Research Work and Legacy of B.Ya. Spivakov, Corresponding Member of the Russian Academy of Sciences
摘要
Professor Boris Yakovlevich Spivakov (May 19, 1941—April 08, 2022), Doctor of Chemical Sciences and Corresponding Member of the Russian Academy of Sciences, was a prominent scientist in analytical chemistry who made a substantial contribution to the development of liquid extraction theory and to the expansion of its applications. He led a series of studies on the extraction of water-soluble metal complexes in aqueous two-phase systems based on water-soluble polymers.
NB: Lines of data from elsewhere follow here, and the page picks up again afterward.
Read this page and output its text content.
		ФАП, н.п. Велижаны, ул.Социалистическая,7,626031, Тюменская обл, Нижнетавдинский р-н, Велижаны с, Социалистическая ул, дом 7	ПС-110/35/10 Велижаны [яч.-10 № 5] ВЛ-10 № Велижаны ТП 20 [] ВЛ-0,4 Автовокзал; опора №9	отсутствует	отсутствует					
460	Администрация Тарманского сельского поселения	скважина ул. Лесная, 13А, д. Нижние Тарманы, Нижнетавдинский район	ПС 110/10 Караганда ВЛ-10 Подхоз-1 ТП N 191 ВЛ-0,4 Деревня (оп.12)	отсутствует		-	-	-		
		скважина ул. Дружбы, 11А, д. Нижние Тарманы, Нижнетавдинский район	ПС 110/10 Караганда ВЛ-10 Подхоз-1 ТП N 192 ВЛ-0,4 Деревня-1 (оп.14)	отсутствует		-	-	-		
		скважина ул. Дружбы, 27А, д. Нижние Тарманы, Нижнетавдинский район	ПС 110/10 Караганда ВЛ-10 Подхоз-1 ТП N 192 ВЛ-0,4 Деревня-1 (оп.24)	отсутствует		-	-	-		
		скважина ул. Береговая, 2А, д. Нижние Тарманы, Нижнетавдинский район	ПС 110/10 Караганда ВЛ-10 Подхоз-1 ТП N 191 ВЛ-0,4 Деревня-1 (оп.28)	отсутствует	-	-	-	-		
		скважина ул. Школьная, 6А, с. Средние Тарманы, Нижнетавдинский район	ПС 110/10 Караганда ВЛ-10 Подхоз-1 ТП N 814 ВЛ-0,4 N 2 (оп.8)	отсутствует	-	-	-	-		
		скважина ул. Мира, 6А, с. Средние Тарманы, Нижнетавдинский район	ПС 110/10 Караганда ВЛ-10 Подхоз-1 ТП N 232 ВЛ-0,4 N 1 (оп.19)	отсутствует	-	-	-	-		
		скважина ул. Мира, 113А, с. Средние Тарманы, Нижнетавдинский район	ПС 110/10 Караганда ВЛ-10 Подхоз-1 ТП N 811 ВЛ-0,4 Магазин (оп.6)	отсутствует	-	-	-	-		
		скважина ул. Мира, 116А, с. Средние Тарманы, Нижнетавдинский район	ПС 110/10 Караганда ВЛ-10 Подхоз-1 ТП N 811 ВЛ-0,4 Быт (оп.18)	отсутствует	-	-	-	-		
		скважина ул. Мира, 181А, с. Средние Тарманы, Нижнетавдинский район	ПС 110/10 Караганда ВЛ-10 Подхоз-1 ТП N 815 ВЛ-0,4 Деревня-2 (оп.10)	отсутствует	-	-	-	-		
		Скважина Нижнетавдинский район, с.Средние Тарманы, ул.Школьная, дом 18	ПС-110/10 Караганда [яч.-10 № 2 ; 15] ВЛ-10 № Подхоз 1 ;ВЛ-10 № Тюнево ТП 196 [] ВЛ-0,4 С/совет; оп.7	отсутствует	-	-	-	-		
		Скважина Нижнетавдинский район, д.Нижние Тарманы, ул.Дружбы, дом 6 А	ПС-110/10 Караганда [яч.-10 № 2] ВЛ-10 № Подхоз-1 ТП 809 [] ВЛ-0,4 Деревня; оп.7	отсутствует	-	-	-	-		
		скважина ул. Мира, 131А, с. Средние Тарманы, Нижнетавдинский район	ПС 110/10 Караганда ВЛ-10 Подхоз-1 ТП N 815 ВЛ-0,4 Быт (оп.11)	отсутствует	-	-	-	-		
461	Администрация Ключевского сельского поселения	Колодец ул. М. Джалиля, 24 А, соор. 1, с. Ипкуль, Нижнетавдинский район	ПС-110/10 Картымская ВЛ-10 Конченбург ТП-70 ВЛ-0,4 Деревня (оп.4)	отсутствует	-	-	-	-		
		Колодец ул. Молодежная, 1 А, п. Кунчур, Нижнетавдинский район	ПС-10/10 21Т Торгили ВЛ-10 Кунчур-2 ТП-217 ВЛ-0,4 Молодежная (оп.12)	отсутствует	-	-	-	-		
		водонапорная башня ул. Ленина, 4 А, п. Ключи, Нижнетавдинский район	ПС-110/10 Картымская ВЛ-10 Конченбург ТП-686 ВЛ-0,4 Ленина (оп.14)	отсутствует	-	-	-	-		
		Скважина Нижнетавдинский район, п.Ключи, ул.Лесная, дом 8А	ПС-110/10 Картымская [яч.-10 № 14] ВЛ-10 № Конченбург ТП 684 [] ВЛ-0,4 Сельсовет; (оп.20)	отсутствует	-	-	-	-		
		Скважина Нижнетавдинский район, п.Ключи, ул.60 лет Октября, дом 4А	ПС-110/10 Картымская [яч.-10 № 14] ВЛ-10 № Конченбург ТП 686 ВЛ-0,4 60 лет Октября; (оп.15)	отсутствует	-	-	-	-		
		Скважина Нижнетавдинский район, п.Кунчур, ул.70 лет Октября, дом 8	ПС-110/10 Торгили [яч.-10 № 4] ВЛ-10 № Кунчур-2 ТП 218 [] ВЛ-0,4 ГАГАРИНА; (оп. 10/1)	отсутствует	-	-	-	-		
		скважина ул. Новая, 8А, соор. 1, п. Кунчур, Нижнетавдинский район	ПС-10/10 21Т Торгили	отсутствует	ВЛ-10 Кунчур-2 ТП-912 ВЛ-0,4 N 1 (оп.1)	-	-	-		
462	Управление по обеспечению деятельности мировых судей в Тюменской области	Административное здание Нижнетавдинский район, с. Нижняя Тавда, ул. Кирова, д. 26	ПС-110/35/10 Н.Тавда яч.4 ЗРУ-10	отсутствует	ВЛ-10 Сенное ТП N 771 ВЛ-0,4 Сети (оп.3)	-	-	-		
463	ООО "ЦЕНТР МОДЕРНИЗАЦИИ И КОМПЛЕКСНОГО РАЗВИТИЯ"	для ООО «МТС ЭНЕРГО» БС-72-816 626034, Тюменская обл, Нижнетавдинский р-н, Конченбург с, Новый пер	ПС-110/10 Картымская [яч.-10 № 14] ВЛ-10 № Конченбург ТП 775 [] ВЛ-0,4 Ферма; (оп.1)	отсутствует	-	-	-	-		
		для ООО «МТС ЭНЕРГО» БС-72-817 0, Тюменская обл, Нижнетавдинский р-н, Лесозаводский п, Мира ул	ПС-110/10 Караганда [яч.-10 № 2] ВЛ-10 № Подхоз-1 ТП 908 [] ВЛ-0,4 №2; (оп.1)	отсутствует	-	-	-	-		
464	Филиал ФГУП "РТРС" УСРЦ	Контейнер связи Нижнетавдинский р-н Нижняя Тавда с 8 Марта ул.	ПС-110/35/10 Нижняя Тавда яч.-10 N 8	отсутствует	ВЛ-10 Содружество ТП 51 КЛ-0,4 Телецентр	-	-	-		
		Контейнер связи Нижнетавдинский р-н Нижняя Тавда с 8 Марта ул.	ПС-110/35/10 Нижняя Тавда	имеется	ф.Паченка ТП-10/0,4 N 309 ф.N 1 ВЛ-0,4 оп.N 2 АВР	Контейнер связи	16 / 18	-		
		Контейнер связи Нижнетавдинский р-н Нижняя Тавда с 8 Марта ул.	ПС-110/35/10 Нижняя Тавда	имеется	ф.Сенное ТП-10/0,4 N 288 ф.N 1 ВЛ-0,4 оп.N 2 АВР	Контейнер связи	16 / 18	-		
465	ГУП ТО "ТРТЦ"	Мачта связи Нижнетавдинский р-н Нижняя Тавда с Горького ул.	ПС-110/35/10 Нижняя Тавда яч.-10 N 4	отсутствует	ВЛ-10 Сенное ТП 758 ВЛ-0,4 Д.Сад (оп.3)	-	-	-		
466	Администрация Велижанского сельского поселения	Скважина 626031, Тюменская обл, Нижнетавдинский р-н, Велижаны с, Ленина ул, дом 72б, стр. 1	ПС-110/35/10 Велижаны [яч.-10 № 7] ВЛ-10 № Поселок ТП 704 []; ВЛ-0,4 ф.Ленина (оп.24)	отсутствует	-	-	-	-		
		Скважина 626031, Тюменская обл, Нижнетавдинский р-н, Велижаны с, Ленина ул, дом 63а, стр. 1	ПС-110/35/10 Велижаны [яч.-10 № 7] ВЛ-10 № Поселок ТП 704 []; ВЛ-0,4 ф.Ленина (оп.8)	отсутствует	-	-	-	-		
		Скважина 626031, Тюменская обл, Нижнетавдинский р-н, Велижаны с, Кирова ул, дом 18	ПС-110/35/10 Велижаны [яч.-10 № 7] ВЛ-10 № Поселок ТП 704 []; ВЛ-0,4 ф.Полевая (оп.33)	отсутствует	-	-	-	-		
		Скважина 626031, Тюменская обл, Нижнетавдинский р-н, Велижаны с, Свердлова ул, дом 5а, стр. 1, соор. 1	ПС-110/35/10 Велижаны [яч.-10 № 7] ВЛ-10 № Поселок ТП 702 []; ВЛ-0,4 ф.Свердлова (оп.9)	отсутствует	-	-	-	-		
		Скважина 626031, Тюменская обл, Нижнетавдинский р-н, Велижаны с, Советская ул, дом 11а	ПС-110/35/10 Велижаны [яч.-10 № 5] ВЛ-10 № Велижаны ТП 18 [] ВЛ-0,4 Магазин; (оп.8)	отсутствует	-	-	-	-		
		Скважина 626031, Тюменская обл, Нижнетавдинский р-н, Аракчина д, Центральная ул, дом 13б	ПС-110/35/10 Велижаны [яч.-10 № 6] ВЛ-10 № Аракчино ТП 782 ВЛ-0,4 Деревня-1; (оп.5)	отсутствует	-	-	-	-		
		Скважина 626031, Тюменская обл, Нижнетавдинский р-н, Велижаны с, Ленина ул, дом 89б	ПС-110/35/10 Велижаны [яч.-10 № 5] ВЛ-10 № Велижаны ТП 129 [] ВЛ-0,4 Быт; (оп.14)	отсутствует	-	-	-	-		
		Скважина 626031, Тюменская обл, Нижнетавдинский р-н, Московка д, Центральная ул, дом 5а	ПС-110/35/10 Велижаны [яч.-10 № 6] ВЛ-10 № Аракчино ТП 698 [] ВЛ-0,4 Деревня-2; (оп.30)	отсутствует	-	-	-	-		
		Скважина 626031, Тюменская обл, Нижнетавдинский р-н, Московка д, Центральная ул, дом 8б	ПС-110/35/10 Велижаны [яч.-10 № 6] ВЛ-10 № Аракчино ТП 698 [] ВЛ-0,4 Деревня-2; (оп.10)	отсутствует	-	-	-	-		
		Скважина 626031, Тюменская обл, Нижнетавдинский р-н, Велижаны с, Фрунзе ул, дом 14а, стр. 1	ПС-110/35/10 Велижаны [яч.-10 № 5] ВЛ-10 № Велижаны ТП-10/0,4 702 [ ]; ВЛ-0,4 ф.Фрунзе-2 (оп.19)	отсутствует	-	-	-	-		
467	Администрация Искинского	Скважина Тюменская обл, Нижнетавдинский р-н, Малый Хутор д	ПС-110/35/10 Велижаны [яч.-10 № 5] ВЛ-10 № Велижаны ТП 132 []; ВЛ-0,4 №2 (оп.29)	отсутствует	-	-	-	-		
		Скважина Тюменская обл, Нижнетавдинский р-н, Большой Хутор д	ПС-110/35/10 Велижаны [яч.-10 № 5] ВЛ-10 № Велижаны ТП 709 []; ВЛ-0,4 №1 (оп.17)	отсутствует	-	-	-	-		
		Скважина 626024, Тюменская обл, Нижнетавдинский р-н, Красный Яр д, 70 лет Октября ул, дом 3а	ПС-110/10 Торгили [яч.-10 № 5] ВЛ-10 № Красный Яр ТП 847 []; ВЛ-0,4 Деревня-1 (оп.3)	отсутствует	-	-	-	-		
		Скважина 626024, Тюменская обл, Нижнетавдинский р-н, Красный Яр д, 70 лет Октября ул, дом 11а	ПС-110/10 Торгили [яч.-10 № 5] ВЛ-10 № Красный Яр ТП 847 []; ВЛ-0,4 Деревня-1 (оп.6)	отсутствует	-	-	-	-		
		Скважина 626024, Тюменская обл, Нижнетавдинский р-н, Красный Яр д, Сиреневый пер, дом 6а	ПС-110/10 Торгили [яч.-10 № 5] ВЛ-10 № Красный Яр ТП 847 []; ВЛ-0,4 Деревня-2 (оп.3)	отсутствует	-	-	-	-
At the Laboratory of Preconcentration Methods at the Vernadsky Institute of Geochemistry and Analytical Chemistry of the Russian Academy of Sciences, which he directed from 1990 to 2016, researchers actively advanced both the theory and practical applications of membrane filtration, solid-phase extraction, and liquid chromatography with a free stationary phase. Spivakov also proposed a comprehensive set of methods for the fractionation, investigation, and analysis of nano- and microparticles of natural and anthropogenic origin. He authored more than 300 scientific papers, inventions, and monographs. In 1986, he received the L.A. Chugaev Prize of the USSR Academy of Sciences for a series of works on complex formation in extraction, and in 2004, he received the V.G. Khlopin Prize of the Russian Academy of Sciences for developing new methods for the separation and concentration of substances to address analytical, preparative, and technological problems in radiochemistry. This article presents bibliographic information and an overview of the diverse scientific contributions of B.Ya. Spivakov.